NEW YORK -- The city's bravest are looking to protect their good name.

The New York City Fire Department, whose reputation has soared following the Sept. 11 World Trade Center attacks, has struck a licensing deal with Matrix/SGI to produce T-shirts, hats, sweatshirts, fleece outerwear and other staples imprinted with the department's logo.

The concept evolved from the Fire Zone shop launched at Bloomingdale's in late October as a fund-raiser for the FDNY. This month, it was extended to include other units of Federated Department Stores, including Macy's East and West, Burdines and The Bon Marche. Most stores are using main-floor outposts or Americana concept shops to display the goods.

Matrix/SGI also produces licensed apparel and hats for the New York City Police Department.

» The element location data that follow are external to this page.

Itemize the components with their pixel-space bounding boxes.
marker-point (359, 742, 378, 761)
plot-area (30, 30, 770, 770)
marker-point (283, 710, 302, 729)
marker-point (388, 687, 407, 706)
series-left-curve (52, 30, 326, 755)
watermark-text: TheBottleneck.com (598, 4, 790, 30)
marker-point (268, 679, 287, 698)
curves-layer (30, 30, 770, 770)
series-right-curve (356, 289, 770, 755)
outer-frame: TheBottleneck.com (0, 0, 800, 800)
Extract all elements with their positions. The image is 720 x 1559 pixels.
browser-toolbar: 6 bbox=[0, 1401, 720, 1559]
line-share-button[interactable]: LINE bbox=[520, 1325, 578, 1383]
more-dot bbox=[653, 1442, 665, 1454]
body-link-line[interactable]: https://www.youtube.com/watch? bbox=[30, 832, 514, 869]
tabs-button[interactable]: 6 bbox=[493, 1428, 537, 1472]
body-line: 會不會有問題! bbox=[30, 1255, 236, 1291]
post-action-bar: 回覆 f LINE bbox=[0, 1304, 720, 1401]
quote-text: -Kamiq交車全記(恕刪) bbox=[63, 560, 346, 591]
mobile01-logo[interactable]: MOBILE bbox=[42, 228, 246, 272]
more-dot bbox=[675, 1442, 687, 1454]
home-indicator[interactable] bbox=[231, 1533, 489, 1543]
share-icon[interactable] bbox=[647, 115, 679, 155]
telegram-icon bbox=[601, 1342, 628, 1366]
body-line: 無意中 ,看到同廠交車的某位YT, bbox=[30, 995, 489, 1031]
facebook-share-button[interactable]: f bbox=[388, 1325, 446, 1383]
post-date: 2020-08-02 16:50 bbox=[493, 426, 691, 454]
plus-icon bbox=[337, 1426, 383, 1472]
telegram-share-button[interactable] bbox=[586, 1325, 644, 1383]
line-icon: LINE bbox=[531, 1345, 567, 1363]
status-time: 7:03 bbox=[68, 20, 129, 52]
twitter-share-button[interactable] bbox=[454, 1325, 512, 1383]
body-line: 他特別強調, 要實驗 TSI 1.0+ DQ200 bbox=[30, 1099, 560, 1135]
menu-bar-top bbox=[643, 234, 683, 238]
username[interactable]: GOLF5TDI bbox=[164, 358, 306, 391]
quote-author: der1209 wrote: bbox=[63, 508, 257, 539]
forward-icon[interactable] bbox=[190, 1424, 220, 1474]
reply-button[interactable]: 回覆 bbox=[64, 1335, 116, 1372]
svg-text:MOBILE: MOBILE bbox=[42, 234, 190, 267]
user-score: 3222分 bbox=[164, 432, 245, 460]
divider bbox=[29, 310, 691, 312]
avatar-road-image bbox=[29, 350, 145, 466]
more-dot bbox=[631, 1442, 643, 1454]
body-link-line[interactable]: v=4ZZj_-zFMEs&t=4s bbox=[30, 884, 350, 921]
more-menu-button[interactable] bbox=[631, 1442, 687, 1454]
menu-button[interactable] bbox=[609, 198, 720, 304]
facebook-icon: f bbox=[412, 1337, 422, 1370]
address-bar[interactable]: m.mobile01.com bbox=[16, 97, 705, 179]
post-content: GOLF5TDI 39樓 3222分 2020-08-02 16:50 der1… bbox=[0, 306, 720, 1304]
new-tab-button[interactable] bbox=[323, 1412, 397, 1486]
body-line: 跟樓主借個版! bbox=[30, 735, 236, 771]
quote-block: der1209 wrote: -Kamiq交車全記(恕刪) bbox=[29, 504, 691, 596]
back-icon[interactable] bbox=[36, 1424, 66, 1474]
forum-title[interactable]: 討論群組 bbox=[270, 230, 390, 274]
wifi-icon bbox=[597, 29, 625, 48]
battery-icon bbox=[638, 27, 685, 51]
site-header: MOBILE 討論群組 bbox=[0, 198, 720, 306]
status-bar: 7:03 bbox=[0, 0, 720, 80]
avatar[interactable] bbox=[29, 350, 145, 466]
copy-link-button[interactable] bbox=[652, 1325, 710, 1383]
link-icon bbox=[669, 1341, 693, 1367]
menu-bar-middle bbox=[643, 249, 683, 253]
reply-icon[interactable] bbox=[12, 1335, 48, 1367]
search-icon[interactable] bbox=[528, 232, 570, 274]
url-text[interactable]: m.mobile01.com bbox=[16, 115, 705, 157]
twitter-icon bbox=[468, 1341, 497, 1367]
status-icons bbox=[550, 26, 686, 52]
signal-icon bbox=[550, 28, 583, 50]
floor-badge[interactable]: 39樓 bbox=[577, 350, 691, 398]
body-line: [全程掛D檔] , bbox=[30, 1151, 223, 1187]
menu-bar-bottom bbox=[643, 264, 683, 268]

First-year projected wholesale volume for both lines is $15 million, said Bruce Renick, executive vice president of sales and marketing, with royalties going to the departments.

After seeing how some manufacturers were profiting from the terrorist tragedy, Renick said he wanted to do something that would allow consumers to acknowledge FDNY's heroism, while also benefiting the department, which was organized following the Revolutionary War.

Unlike the knockoff goods being sold on the sidewalk and flea markets in the city, Matrix's merchandise is imprinted with official trademarks and carries hangtags highlighting how some of the proceeds are donated to the department. "Millions of dollars" worth of counterfeit goods have been produced and distributed, Renick said.

To try to offset that problem, Matrix/SGI has sent out about 100 cease and desist letters to alleged counterfeiters and notifying them of its official license. Some manufacturers did not realize the FDNY is a registered trademark, he said.

FDNY and NYPD merchandise has combined to sell about 10,000 units a week leading up to Christmas, Renick said.